You eat, you pay what you think is worth. This at the Little Bay restaurant in London’s Farringdon.
If you say the proposition seems a tad too dicey, especially during the ongoing global economic downturn… well, you’d perhaps end up eating your own words.
Prices on the menu have been erased. The scrawl on a blackboard reads: “Just pay us what you think it’s (the food and service) worth”. No bills have been presented since February.
Yet, the Little Bay is teeming with people. Packed to capacity, the manager was seen turning away customers who had not reserved.
“If things keep going, I may extend the offer (of no bills),” says Owner, Peter Iliac.
“It’s entirely up to each customer whether they give £100 or a penny. It just seemed the right thing to do with everyone under the cosh and feeling pretty miserable,” said Iliac, adding that the restaurant is well known for serving great food at competitive prices.
Iliac has gambled on what psychologists call ‘a game of chicken’ — how little can you pay without losing self-respect and not wanting to creep out pink-faced?
The gamble is paying off. In one week, Iliac said over 2,000 covers had been laid. “I did not have the capacity to do anymore.” His turnover has doubled, despite a reduced profit margin.
Payments by customers give a glimpse into their psyche. Those in groups behave like “meanies”, as there is no individual shame in paying little for meals partaken heartily.

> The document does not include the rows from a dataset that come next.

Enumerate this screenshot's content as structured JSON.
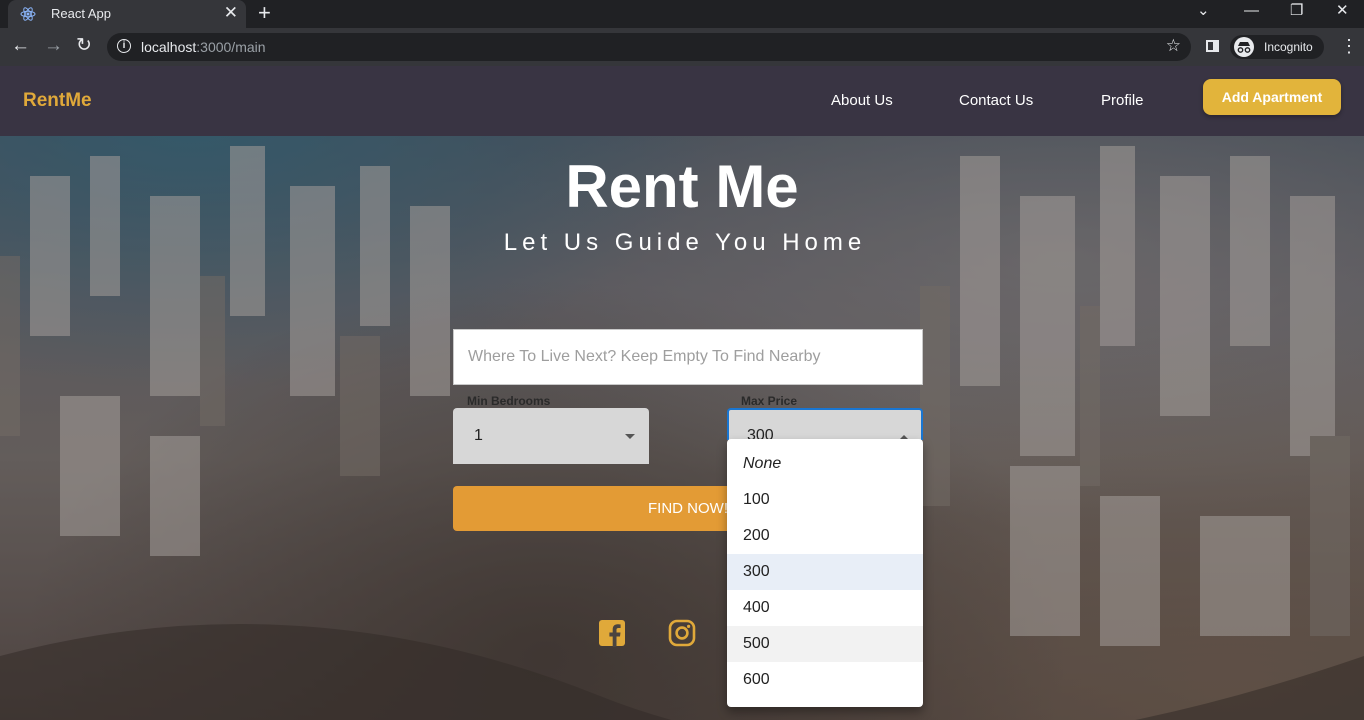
{
  "browser": {
    "tab_title": "React App",
    "tab_close": "✕",
    "new_tab": "+",
    "url_host": "localhost",
    "url_rest": ":3000/main",
    "profile_label": "Incognito"
  },
  "navbar": {
    "brand": "RentMe",
    "links": [
      "About Us",
      "Contact Us",
      "Profile"
    ],
    "cta": "Add Apartment"
  },
  "hero": {
    "title": "Rent Me",
    "subtitle": "Let Us Guide You Home"
  },
  "search": {
    "placeholder": "Where To Live Next? Keep Empty To Find Nearby",
    "min_label": "Min Bedrooms",
    "min_value": "1",
    "max_label": "Max Price",
    "max_value": "300",
    "find_label": "FIND NOW!"
  },
  "dropdown": {
    "options": [
      "None",
      "100",
      "200",
      "300",
      "400",
      "500",
      "600"
    ],
    "selected": "300",
    "hovered": "500"
  },
  "social": [
    "facebook-icon",
    "instagram-icon"
  ],
  "colors": {
    "brand": "#e0a93a",
    "navbar": "#393443",
    "cta": "#e2b43b",
    "find": "#e39b35",
    "focus": "#1976d2"
  }
}
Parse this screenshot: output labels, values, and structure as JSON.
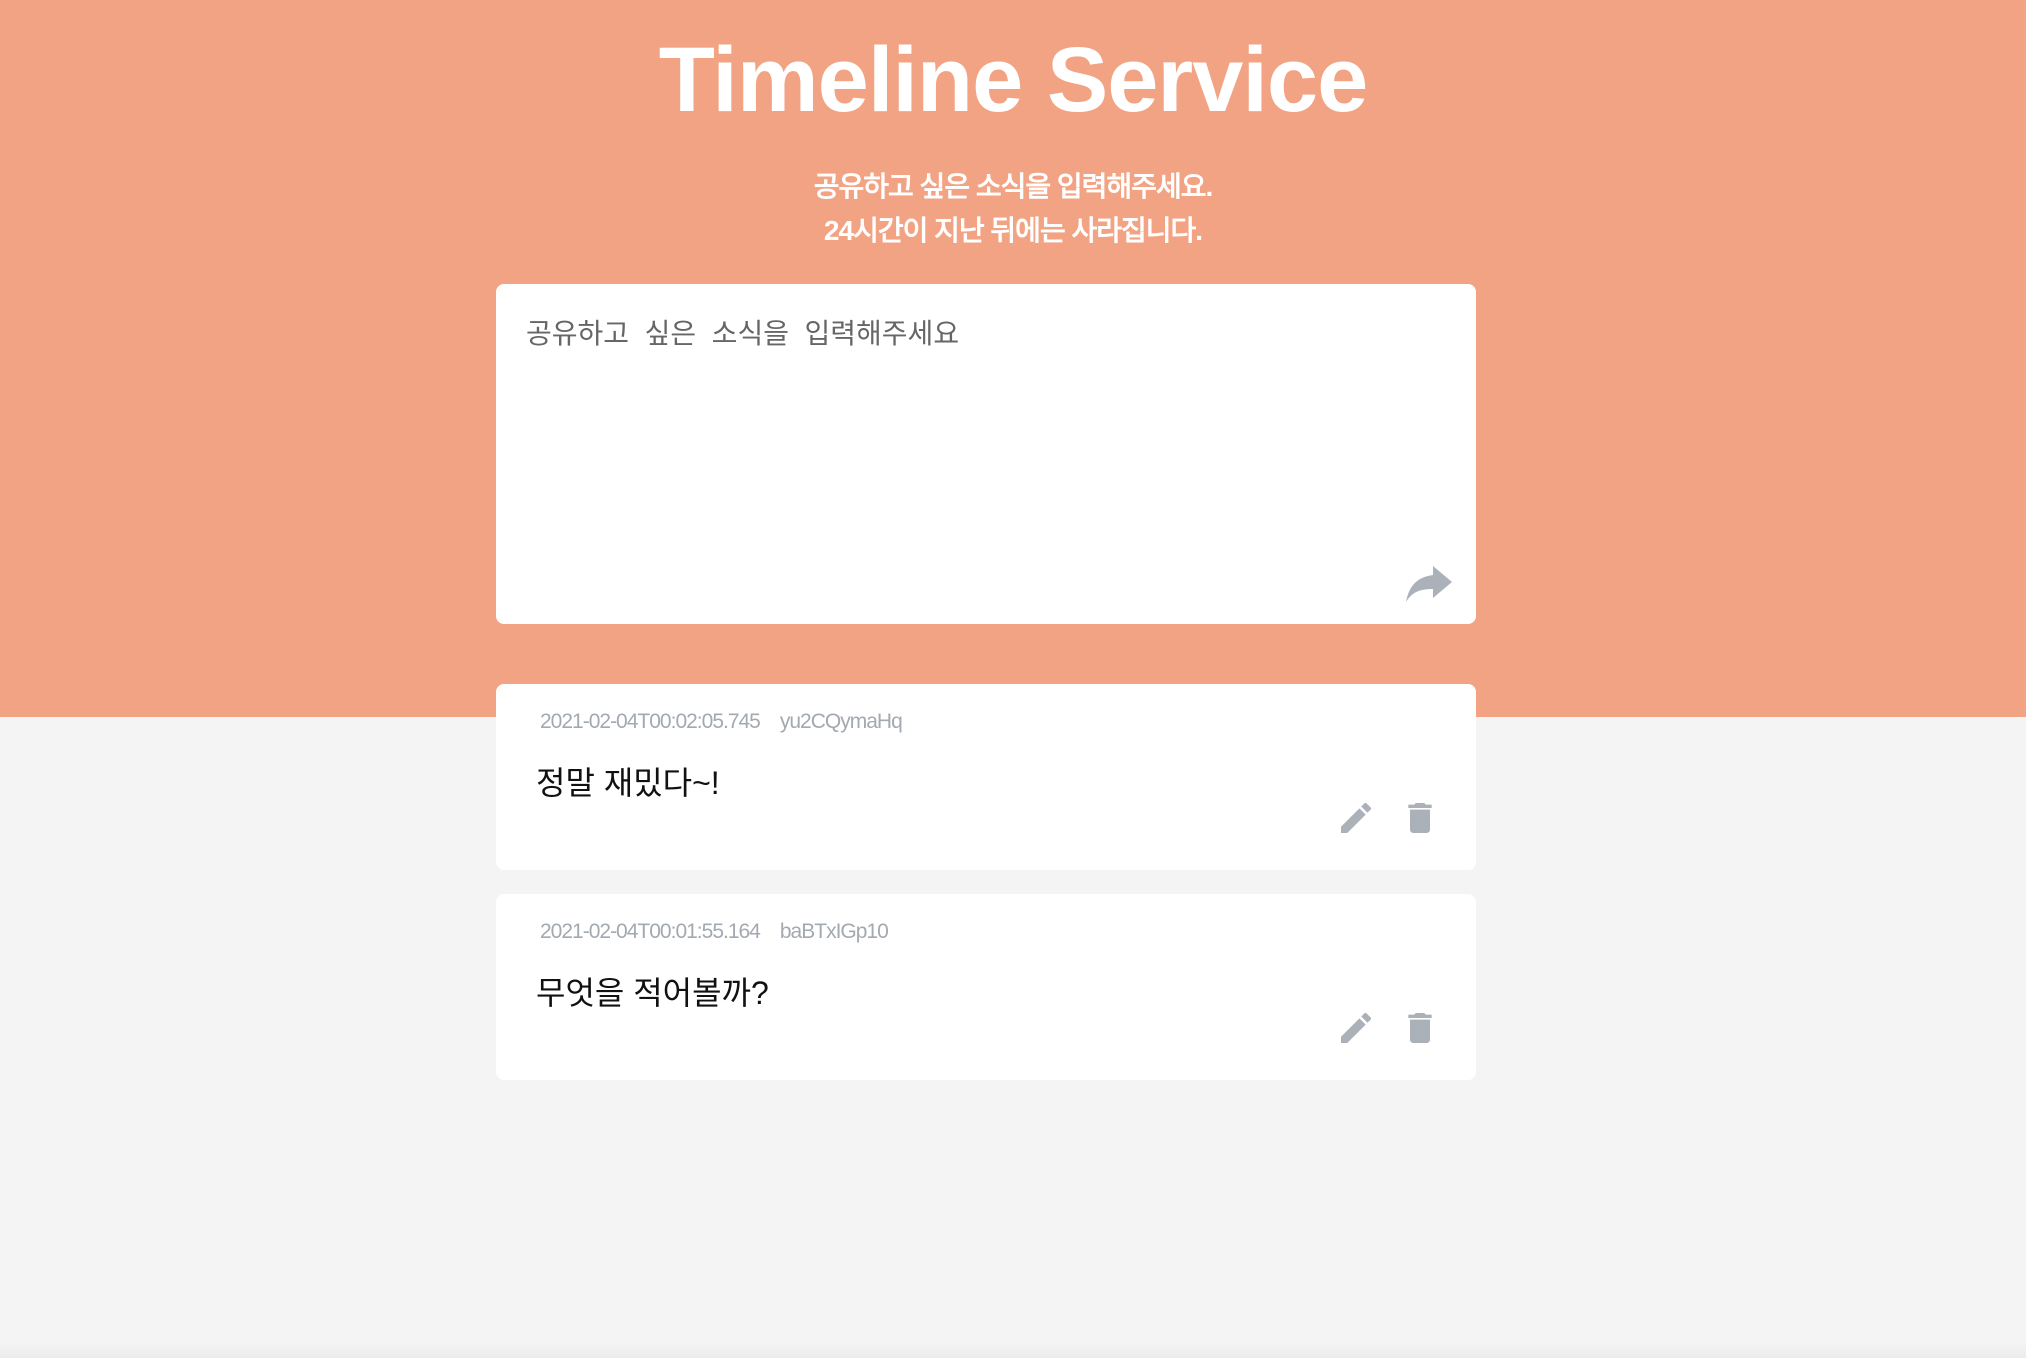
{
  "header": {
    "title": "Timeline Service",
    "subtitle_line1": "공유하고 싶은 소식을 입력해주세요.",
    "subtitle_line2": "24시간이 지난 뒤에는 사라집니다."
  },
  "composer": {
    "placeholder": "공유하고  싶은  소식을  입력해주세요",
    "value": "",
    "submit_icon": "share-arrow-icon"
  },
  "posts": [
    {
      "timestamp": "2021-02-04T00:02:05.745",
      "author": "yu2CQymaHq",
      "content": "정말 재밌다~!",
      "edit_icon": "pencil-icon",
      "delete_icon": "trash-icon"
    },
    {
      "timestamp": "2021-02-04T00:01:55.164",
      "author": "baBTxIGp10",
      "content": "무엇을 적어볼까?",
      "edit_icon": "pencil-icon",
      "delete_icon": "trash-icon"
    }
  ],
  "colors": {
    "hero_background": "#f2a383",
    "page_background": "#f4f4f4",
    "card_background": "#ffffff",
    "icon_gray": "#aab1b8"
  }
}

A pair of civil servants left £44 for a meal that would cost, as per menu prices, at least £10 less. They said they wanted to pay what they thought the meal was worth.
The lowest payment was of 2 pence, by a group of students. But they only had water, and possibly came just for fun. Another group of University students left without eating. They said they had come with the idea of not paying at all but then chickened out.
Business acumen with a dash of customer psychology thrown in makes for a lucrative recipe, it seems.